With videos now making up more than 80% of all consumer internet traffic, even the smallest improvements in compression algorithms can dramatically impact our ability to store and share information.
“It has been speculated for a long time that neural networks will ultimately revolutionize data compression technologies. Recently, such attempts have proved successful,” says Stephan Mandt, an assistant professor of computer science and statistics in UCI’s Donald Bren School of Information and Computer Sciences (ICS). Mandt has been at the forefront of this work. “Our group at UCI has been pioneering research into using neural networks to compress data.”
Funding from an NSF Career Award and other NSF grants has supported this work. To make their research more accessible, the group recently published a survey titled, “An Introduction to Neural Data Compression,” currently undergoing peer review.
In April 2022, Mandt and his collaborators will present two scientific papers at the International Conference on Learning Representations (ICLR 2022), a globally renowned conference on cutting-edge research in deep learning. Their first paper advances solutions to a fundamental problem in information theory, while the second introduces a new model for general-purpose lossless data compression.
Understanding Compression Feasibility
In “Towards Empirical Sandwich Bounds on the Rate-Distortion Function,” Mandt and his Ph.D. student Yibo Yang quantify the fundamental “hardness” of compressing real-world data, such as images.
“If you’ve ever paid attention to the file size of JPEG images, you may notice how certain kinds of images take up more storage than others of the same dimensions,” explains Yang. “It turns out that with information theory, we can quantify the inherent compressibility of a given type of data using a quantity called the rate-distortion function, and no data compression algorithm can beat the theoretical performance limit implied by it.
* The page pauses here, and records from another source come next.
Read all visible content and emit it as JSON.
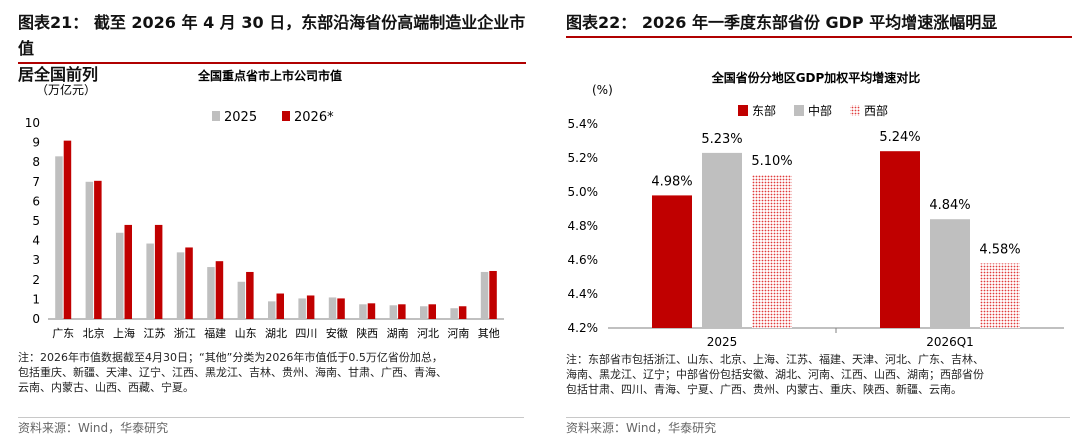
{
  "left": {
    "heading_line1": "图表21：  截至 2026 年 4 月 30 日，东部沿海省份高端制造业企业市值",
    "heading_line2": "居全国前列",
    "note_line1": "注：2026年市值数据截至4月30日；“其他”分类为2026年市值低于0.5万亿省份加总，",
    "note_line2": "包括重庆、新疆、天津、辽宁、江西、黑龙江、吉林、贵州、海南、甘肃、广西、青海、",
    "note_line3": "云南、内蒙古、山西、西藏、宁夏。",
    "source": "资料来源：Wind，华泰研究"
  },
  "right": {
    "heading": "图表22：  2026 年一季度东部省份 GDP 平均增速涨幅明显",
    "note_line1": "注：东部省市包括浙江、山东、北京、上海、江苏、福建、天津、河北、广东、吉林、",
    "note_line2": "海南、黑龙江、辽宁；中部省份包括安徽、湖北、河南、江西、山西、湖南；西部省份",
    "note_line3": "包括甘肃、四川、青海、宁夏、广西、贵州、内蒙古、重庆、陕西、新疆、云南。",
    "source": "资料来源：Wind，华泰研究"
  },
  "chart_data": [
    {
      "type": "bar",
      "title": "全国重点省市上市公司市值",
      "ylabel": "（万亿元）",
      "xlabel": "",
      "categories": [
        "广东",
        "北京",
        "上海",
        "江苏",
        "浙江",
        "福建",
        "山东",
        "湖北",
        "四川",
        "安徽",
        "陕西",
        "湖南",
        "河北",
        "河南",
        "其他"
      ],
      "series": [
        {
          "name": "2025",
          "color": "#bfbfbf",
          "values": [
            8.3,
            7.0,
            4.4,
            3.85,
            3.4,
            2.65,
            1.9,
            0.9,
            1.05,
            1.1,
            0.75,
            0.7,
            0.65,
            0.55,
            2.4
          ]
        },
        {
          "name": "2026*",
          "color": "#c00000",
          "values": [
            9.1,
            7.05,
            4.8,
            4.8,
            3.65,
            2.95,
            2.4,
            1.3,
            1.2,
            1.05,
            0.8,
            0.75,
            0.75,
            0.65,
            2.45
          ]
        }
      ],
      "ylim": [
        0,
        10
      ],
      "yticks": [
        0,
        1,
        2,
        3,
        4,
        5,
        6,
        7,
        8,
        9,
        10
      ],
      "legend": "top-right",
      "grid": false
    },
    {
      "type": "bar",
      "title": "全国省份分地区GDP加权平均增速对比",
      "ylabel": "(%)",
      "xlabel": "",
      "categories": [
        "2025",
        "2026Q1"
      ],
      "series": [
        {
          "name": "东部",
          "color": "#c00000",
          "fill": "solid",
          "values": [
            4.98,
            5.24
          ]
        },
        {
          "name": "中部",
          "color": "#bfbfbf",
          "fill": "solid",
          "values": [
            5.23,
            4.84
          ]
        },
        {
          "name": "西部",
          "color": "#e03a3a",
          "fill": "dotted",
          "values": [
            5.1,
            4.58
          ]
        }
      ],
      "data_labels": [
        [
          "4.98%",
          "5.23%",
          "5.10%"
        ],
        [
          "5.24%",
          "4.84%",
          "4.58%"
        ]
      ],
      "ylim": [
        4.2,
        5.4
      ],
      "yticks": [
        4.2,
        4.4,
        4.6,
        4.8,
        5.0,
        5.2,
        5.4
      ],
      "ytick_labels": [
        "4.2%",
        "4.4%",
        "4.6%",
        "4.8%",
        "5.0%",
        "5.2%",
        "5.4%"
      ],
      "legend": "top-left",
      "grid": false
    }
  ]
}
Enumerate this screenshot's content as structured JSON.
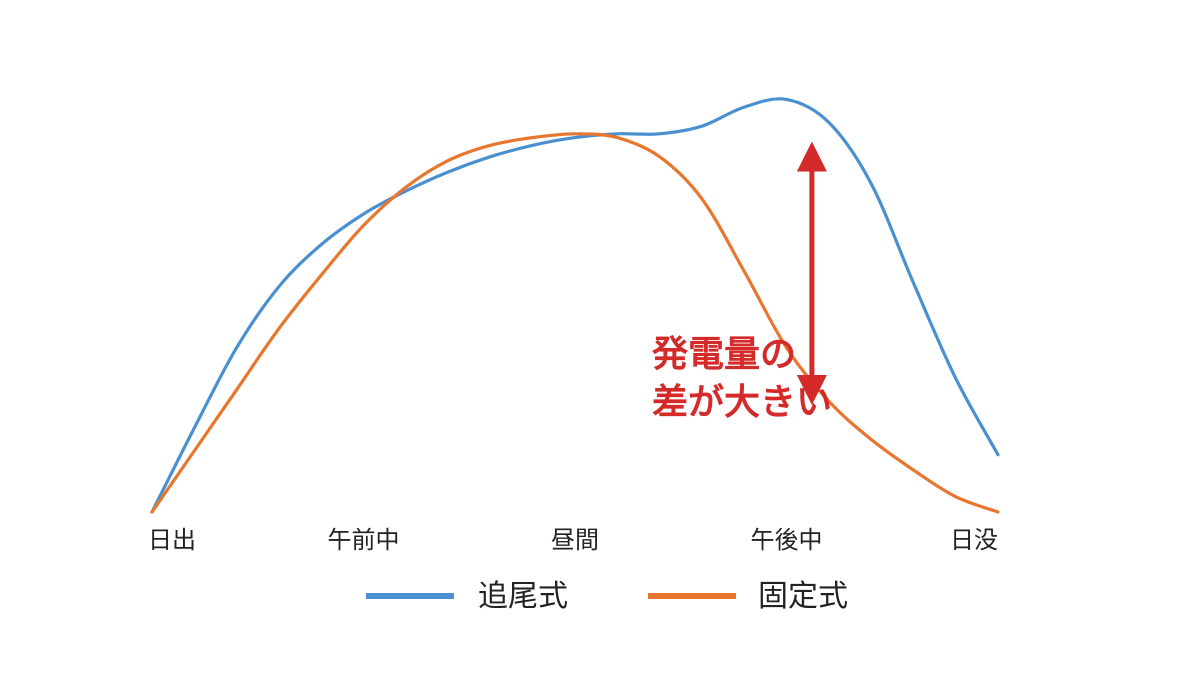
{
  "chart_data": {
    "type": "line",
    "title": "",
    "xlabel": "",
    "ylabel": "",
    "categories": [
      "日出",
      "午前中",
      "昼間",
      "午後中",
      "日没"
    ],
    "x": [
      0,
      0.05,
      0.1,
      0.15,
      0.2,
      0.25,
      0.3,
      0.35,
      0.4,
      0.45,
      0.5,
      0.55,
      0.6,
      0.65,
      0.7,
      0.75,
      0.8,
      0.85,
      0.9,
      0.95,
      1
    ],
    "xlim": [
      0,
      1
    ],
    "ylim": [
      0,
      1
    ],
    "grid": false,
    "legend_position": "bottom",
    "series": [
      {
        "name": "追尾式",
        "color": "#4a90d0",
        "values": [
          0,
          0.22,
          0.43,
          0.59,
          0.7,
          0.78,
          0.84,
          0.89,
          0.93,
          0.96,
          0.98,
          0.99,
          0.99,
          1.01,
          1.06,
          1.08,
          1.02,
          0.86,
          0.6,
          0.35,
          0.15
        ]
      },
      {
        "name": "固定式",
        "color": "#e8762d",
        "values": [
          0,
          0.16,
          0.32,
          0.48,
          0.62,
          0.75,
          0.85,
          0.92,
          0.96,
          0.98,
          0.99,
          0.98,
          0.93,
          0.82,
          0.63,
          0.43,
          0.29,
          0.19,
          0.11,
          0.04,
          0
        ]
      }
    ],
    "annotations": [
      {
        "text": [
          "発電量の",
          "差が大きい"
        ],
        "color": "#d42a2a",
        "arrow_x": 0.78,
        "arrow_from_y": 0.28,
        "arrow_to_y": 0.97
      }
    ]
  }
}
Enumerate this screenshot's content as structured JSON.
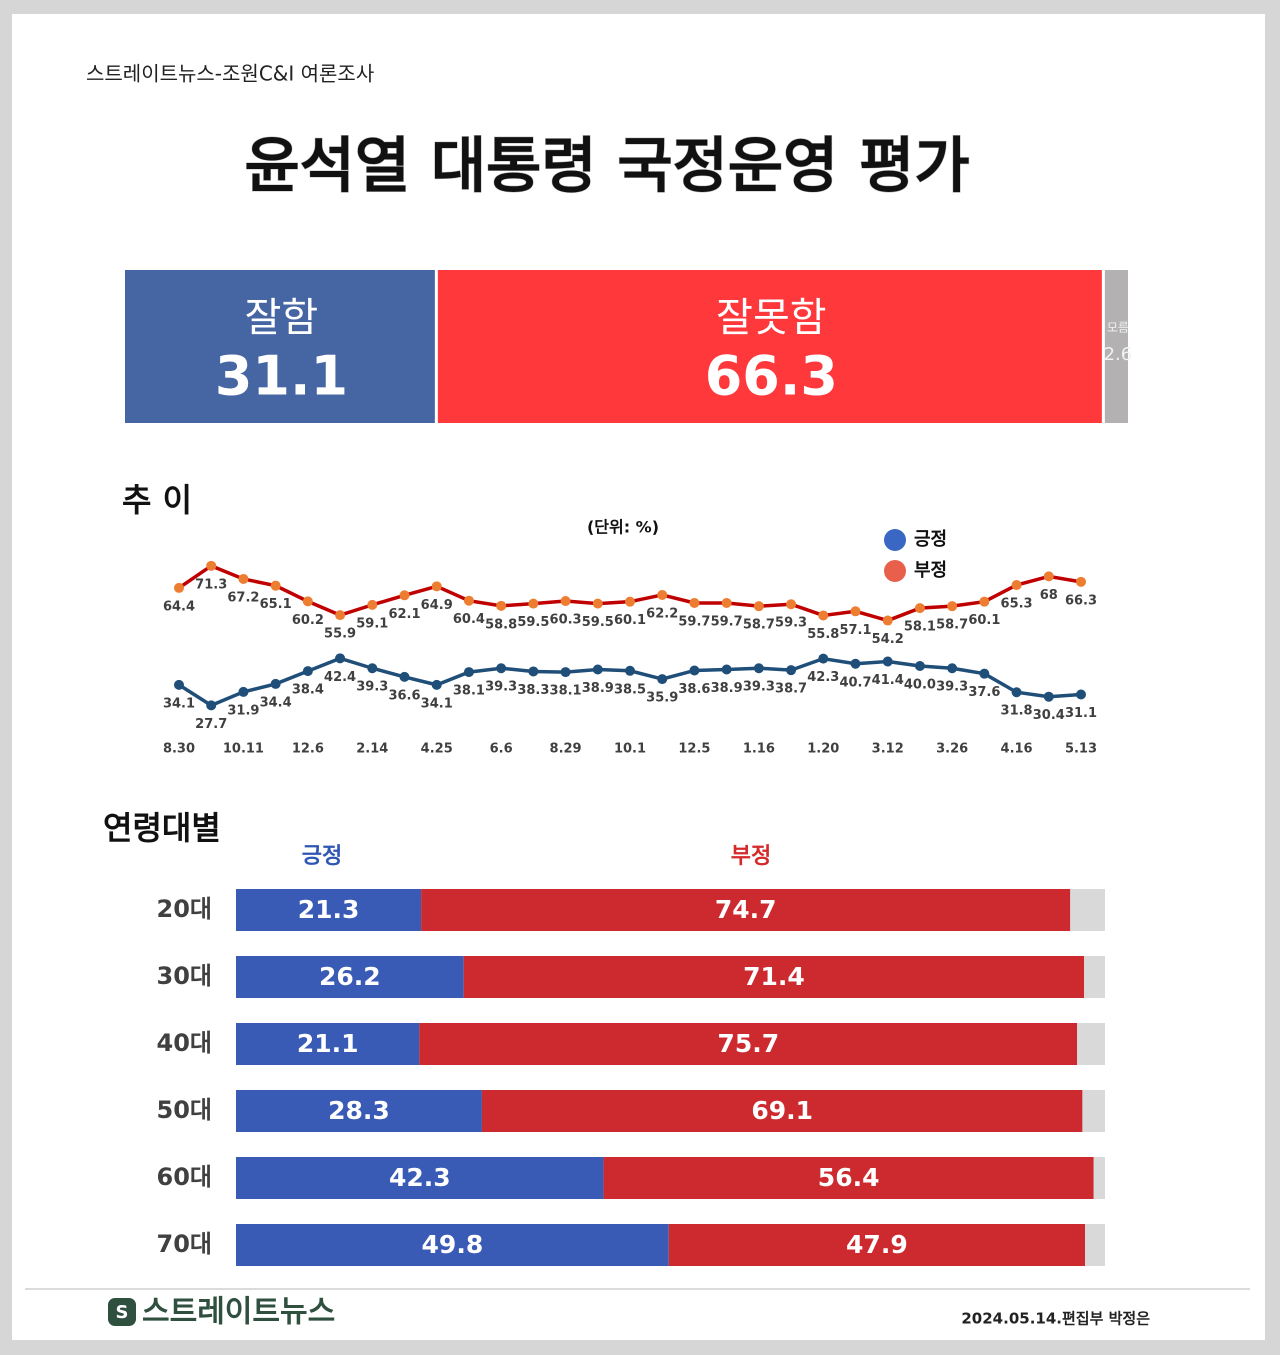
{
  "header": {
    "source": "스트레이트뉴스-조원C&I 여론조사",
    "title": "윤석열 대통령 국정운영 평가"
  },
  "chart_data": [
    {
      "type": "bar",
      "orientation": "horizontal",
      "stacked": true,
      "xlim": [
        0,
        100
      ],
      "series": [
        {
          "name": "잘함",
          "color": "#4666a3",
          "values": [
            31.1
          ]
        },
        {
          "name": "잘못함",
          "color": "#ff383c",
          "values": [
            66.3
          ]
        },
        {
          "name": "모름",
          "color": "#b3b1b1",
          "values": [
            2.6
          ]
        }
      ]
    },
    {
      "type": "line",
      "title": "추 이",
      "subtitle": "(단위: %)",
      "ylim": [
        20,
        80
      ],
      "categories": [
        "8.30",
        null,
        "10.11",
        null,
        "12.6",
        null,
        "2.14",
        null,
        "4.25",
        null,
        "6.6",
        null,
        "8.29",
        null,
        "10.1",
        null,
        "12.5",
        null,
        "1.16",
        null,
        "1.20",
        null,
        "3.12",
        null,
        "3.26",
        null,
        "4.16",
        null,
        "5.13"
      ],
      "series": [
        {
          "name": "긍정",
          "color": "#1f4e79",
          "marker_color": "#1f4e79",
          "legend_color": "#3a66c4",
          "values": [
            34.1,
            27.7,
            31.9,
            34.4,
            38.4,
            42.4,
            39.3,
            36.6,
            34.1,
            38.1,
            39.3,
            38.3,
            38.1,
            38.9,
            38.5,
            35.9,
            38.6,
            38.9,
            39.3,
            38.7,
            42.3,
            40.7,
            41.4,
            40.0,
            39.3,
            37.6,
            31.8,
            30.4,
            31.1
          ],
          "value_labels": [
            "34.1",
            "27.7",
            "31.9",
            "34.4",
            "38.4",
            "42.4",
            "39.3",
            "36.6",
            "34.1",
            "38.1",
            "39.3",
            "38.3",
            "38.1",
            "38.9",
            "38.5",
            "35.9",
            "38.6",
            "38.9",
            "39.3",
            "38.7",
            "42.3",
            "40.7",
            "41.4",
            "40.0",
            "39.3",
            "37.6",
            "31.8",
            "30.4",
            "31.1"
          ]
        },
        {
          "name": "부정",
          "color": "#c00000",
          "marker_color": "#ed7d31",
          "legend_color": "#e8604c",
          "values": [
            64.4,
            71.3,
            67.2,
            65.1,
            60.2,
            55.9,
            59.1,
            62.1,
            64.9,
            60.4,
            58.8,
            59.5,
            60.3,
            59.5,
            60.1,
            62.2,
            59.7,
            59.7,
            58.7,
            59.3,
            55.8,
            57.1,
            54.2,
            58.1,
            58.7,
            60.1,
            65.3,
            68,
            66.3
          ]
        }
      ]
    },
    {
      "type": "bar",
      "orientation": "horizontal",
      "stacked": true,
      "title": "연령대별",
      "xlim": [
        0,
        100
      ],
      "categories": [
        "20대",
        "30대",
        "40대",
        "50대",
        "60대",
        "70대"
      ],
      "series": [
        {
          "name": "긍정",
          "color": "#3a5bb5",
          "label_color": "#2f55b5",
          "values": [
            21.3,
            26.2,
            21.1,
            28.3,
            42.3,
            49.8
          ]
        },
        {
          "name": "부정",
          "color": "#cc2a2e",
          "label_color": "#d42a2a",
          "values": [
            74.7,
            71.4,
            75.7,
            69.1,
            56.4,
            47.9
          ]
        },
        {
          "color": "#d9d9d9",
          "values": [
            4.0,
            2.4,
            3.2,
            2.6,
            1.3,
            2.3
          ]
        }
      ]
    }
  ],
  "footer": {
    "logo": "스트레이트뉴스",
    "credit": "2024.05.14.편집부 박정은"
  }
}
Therefore, knowing the rate-distortion function of the data being compressed can really help researchers assess and improve their compression algorithms.”
Although the rate-distortion function can be worked out mathematically for a few simple data distributions, establishing it for other data in general, especially for “big data” of practical interest, has been an open research problem. With this work, Yang and Mandt move closer to this goal by developing a machine learning algorithm that can estimate the rate-distortion function of potentially high-dimensional types of data such as images and voice recordings.
“It was really exciting to see the algorithm I sketched out on paper actually work on real-world data, ranging from natural images and speech spectrograms to data from particle physics,” says Yang. “Such data would have posed an insurmountable computation challenge to the previously known method, an algorithm from the 1970s. Still, the general problem is not quite solved, and I hope this work opens up new possibilities for future research.”
Toward Lossless Compression with Machine Learning
In HBO’s television series “Silicon Valley,” a group of hackers develops a fundamentally new lossless compression algorithm. It turns out that fiction is not too far from reality: In a recent collaboration involving Anji Liu, a Ph.D. student at UCLA, and Liu’s advisor, Computer Science Professor Guy Van den Broeck, Mandt contributed to a new general-purpose compression approach, “Lossless Compression with Probabilistic Circuits,” published as a spotlight at ICLR 2022.
“The idea of lossless compression is very similar to that of Morse code, where we abbreviate frequent letters like ‘e’ by a single “dit,” and rare letters by three “dits.” This leads to an optimally short representation of the message,” says Mandt. “The key to lossless compression is hence to reliably predict how frequently any given ‘symbol’ occurs. For simple data, we can just count, but for more complicated data like images, we need predictive machine learning models.”
While most “neural compression” employs popular deep learning architectures such as convolutional neural networks, the present work uses a fundamentally different “niche” machine learning approach called probabilistic circuits (PCs). With the help of these models, the researchers could dramatically accelerate relevant computations that play a key role in data compression. As a result, their PC-based (de)compression algorithm runs 5-20 times faster than neural compression algorithms that achieve similar bitrates. “This work,” says Mandt, “is a great example of how curiosity-driven, fundamental research can culminate in surprising, unforeseeable applications that would never have been discovered otherwise.”